Paul Voakes, treasurer. Paul is the former dean of the University of Colorado School of Journalism and Mass Communication in Boulder. His PhD is from the University of Wisconsin-Madison, and his research and teaching specializations are in media law and ethics and math/statistics for journalism. He is a former op-ed columnist for the San Jose Mercury News, and the author of several books and multiple journal articles.
Brant Houston, secretary. Brant is chairman of the board of directors for the national Investigative News Network, a coalition of nonprofit journalism organizations, and coordinator for the Global Investigative Journalism Network, which he co-founded in 2000. For more than a decade, Brant was the executive director of the nonprofit Investigative Reporters and Editors, a 3,500-member organization. He was an award-winning investigative reporter for 17 years. He currently holds the John S. and James L. Knight Foundation Chair in Investigative and Enterprise Reporting at the University of Illinois College of Media in Champaign-Urbana.

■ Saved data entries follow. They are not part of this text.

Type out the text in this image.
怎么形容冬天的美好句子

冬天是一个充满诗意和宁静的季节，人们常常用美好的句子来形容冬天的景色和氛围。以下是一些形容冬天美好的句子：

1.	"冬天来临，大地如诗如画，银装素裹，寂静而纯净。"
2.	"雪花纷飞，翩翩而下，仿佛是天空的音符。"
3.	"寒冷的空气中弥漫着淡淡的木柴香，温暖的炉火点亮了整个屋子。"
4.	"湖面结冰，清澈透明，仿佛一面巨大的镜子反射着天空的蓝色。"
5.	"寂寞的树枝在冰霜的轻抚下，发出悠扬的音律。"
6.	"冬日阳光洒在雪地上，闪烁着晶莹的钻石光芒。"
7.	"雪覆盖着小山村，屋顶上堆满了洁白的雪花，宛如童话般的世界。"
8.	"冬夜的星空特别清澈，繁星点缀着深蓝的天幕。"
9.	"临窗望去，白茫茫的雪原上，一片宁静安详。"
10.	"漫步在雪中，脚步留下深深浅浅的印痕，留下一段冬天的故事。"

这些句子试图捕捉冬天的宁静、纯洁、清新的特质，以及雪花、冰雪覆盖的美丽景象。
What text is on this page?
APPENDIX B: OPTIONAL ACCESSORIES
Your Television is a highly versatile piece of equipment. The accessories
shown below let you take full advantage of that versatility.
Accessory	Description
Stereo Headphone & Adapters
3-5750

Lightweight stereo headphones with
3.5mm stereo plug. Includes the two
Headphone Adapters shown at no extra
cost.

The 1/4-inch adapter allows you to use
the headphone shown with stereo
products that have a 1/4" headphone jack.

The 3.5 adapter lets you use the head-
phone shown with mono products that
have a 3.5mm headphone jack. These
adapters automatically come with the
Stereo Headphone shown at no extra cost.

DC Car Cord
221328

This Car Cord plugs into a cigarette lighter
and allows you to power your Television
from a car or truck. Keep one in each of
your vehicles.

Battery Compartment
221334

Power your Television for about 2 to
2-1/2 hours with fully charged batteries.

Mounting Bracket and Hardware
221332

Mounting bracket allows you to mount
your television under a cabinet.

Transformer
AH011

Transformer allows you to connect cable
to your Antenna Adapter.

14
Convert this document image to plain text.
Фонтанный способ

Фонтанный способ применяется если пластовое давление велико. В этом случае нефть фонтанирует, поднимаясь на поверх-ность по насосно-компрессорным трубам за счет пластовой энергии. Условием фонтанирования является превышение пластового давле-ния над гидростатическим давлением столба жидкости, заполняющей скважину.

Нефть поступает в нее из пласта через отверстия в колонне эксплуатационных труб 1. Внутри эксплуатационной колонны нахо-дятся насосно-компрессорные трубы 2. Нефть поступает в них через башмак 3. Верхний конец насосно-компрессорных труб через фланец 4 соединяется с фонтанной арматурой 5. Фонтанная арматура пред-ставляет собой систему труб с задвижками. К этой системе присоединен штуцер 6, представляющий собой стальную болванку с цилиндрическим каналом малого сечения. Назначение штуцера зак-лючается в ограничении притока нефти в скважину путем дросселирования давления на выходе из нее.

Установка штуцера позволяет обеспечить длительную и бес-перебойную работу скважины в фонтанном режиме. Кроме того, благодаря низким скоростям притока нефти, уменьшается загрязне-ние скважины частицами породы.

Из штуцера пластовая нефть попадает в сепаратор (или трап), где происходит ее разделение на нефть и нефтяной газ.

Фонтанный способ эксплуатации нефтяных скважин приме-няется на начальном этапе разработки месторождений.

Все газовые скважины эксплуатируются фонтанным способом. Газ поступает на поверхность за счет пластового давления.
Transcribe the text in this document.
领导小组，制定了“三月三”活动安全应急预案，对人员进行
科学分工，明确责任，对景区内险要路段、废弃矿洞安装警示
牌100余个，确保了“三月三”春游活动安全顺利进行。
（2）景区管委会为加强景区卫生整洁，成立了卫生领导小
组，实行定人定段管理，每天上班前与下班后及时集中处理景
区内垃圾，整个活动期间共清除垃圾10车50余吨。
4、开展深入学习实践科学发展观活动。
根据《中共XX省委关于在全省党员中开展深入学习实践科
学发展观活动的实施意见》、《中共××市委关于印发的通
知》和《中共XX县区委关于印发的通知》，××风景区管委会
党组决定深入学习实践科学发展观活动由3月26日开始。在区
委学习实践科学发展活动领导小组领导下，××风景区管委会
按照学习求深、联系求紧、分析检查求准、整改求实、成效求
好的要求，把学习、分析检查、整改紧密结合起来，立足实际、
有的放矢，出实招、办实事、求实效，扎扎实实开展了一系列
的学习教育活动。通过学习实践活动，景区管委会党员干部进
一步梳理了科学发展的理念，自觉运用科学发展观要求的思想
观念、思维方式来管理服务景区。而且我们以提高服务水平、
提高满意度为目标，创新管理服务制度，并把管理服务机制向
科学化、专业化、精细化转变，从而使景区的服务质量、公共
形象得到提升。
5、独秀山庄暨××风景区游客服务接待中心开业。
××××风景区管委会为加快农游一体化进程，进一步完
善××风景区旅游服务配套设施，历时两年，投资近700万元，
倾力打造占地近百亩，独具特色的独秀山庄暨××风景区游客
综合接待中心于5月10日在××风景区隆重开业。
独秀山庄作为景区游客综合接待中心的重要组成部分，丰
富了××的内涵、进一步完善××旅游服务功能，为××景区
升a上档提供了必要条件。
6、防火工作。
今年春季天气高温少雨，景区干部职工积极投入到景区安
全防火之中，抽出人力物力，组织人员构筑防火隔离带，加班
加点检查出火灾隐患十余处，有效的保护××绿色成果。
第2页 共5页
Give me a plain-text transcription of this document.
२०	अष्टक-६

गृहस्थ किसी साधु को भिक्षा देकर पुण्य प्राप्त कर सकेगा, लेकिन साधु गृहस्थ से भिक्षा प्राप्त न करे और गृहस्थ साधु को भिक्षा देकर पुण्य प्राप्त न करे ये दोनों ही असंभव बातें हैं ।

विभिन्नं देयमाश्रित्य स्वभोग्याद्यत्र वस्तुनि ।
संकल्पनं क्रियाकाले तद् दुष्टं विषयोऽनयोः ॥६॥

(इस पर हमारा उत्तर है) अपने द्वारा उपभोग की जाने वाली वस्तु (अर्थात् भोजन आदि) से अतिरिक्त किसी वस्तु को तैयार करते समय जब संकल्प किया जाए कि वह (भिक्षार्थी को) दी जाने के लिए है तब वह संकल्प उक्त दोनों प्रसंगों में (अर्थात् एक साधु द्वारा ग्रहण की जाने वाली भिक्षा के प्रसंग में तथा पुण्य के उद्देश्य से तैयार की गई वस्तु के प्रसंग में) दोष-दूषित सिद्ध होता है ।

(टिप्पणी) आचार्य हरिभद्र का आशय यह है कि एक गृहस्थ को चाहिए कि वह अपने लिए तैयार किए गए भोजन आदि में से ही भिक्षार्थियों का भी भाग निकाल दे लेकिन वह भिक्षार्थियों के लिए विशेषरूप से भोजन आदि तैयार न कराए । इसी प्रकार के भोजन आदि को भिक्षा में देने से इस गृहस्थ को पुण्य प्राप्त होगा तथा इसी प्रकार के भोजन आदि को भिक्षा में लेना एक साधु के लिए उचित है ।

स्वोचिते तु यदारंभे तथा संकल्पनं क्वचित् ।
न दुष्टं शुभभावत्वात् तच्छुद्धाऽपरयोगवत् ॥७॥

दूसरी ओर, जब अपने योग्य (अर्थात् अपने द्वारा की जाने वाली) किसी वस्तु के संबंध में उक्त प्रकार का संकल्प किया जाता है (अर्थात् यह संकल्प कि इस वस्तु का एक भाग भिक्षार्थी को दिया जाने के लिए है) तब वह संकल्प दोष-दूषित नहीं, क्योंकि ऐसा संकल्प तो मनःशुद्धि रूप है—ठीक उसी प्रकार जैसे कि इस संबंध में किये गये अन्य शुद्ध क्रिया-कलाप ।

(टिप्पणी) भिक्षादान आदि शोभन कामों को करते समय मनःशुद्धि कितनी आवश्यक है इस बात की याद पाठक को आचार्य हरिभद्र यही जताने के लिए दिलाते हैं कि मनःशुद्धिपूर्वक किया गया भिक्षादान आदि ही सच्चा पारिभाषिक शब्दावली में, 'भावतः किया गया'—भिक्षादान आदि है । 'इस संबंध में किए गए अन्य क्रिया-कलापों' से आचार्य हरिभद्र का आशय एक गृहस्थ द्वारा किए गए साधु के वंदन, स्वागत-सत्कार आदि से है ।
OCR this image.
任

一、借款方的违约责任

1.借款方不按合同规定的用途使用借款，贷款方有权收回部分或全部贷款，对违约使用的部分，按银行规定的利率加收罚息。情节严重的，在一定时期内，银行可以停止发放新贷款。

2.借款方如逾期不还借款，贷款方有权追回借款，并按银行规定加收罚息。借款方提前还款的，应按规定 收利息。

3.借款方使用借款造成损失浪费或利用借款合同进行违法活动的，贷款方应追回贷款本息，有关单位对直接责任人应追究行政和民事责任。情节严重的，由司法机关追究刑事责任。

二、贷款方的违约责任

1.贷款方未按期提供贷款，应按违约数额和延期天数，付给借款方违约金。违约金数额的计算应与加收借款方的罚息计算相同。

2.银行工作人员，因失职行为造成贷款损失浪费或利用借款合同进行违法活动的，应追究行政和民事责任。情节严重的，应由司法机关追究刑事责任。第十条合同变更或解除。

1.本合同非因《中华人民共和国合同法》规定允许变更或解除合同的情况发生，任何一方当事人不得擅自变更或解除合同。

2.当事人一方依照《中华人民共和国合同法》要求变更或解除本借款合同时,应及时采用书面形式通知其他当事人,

William Weintraub, at-large member. Bill is executive in residence at the Leeds School of Business at the University of Colorado. He has been a senior executive for such companies as Proctor & Gamble, Kellogg, Tropicana and Coors. In his various corporate roles, he has led brand management, market research, sales, R&D, ethnic marketing, new product development and corporate communications efforts, sometimes managing budgets close to a billion dollars. He has served on the boards of other local organizations, including the United Way and the American Red Cross, and serves on the Advisory Board for the CU School of Journalism and Mass Communication and the Colorado State University Business School board.
Laura Frank, executive director of I-News, is an ex officio member of the I-News board.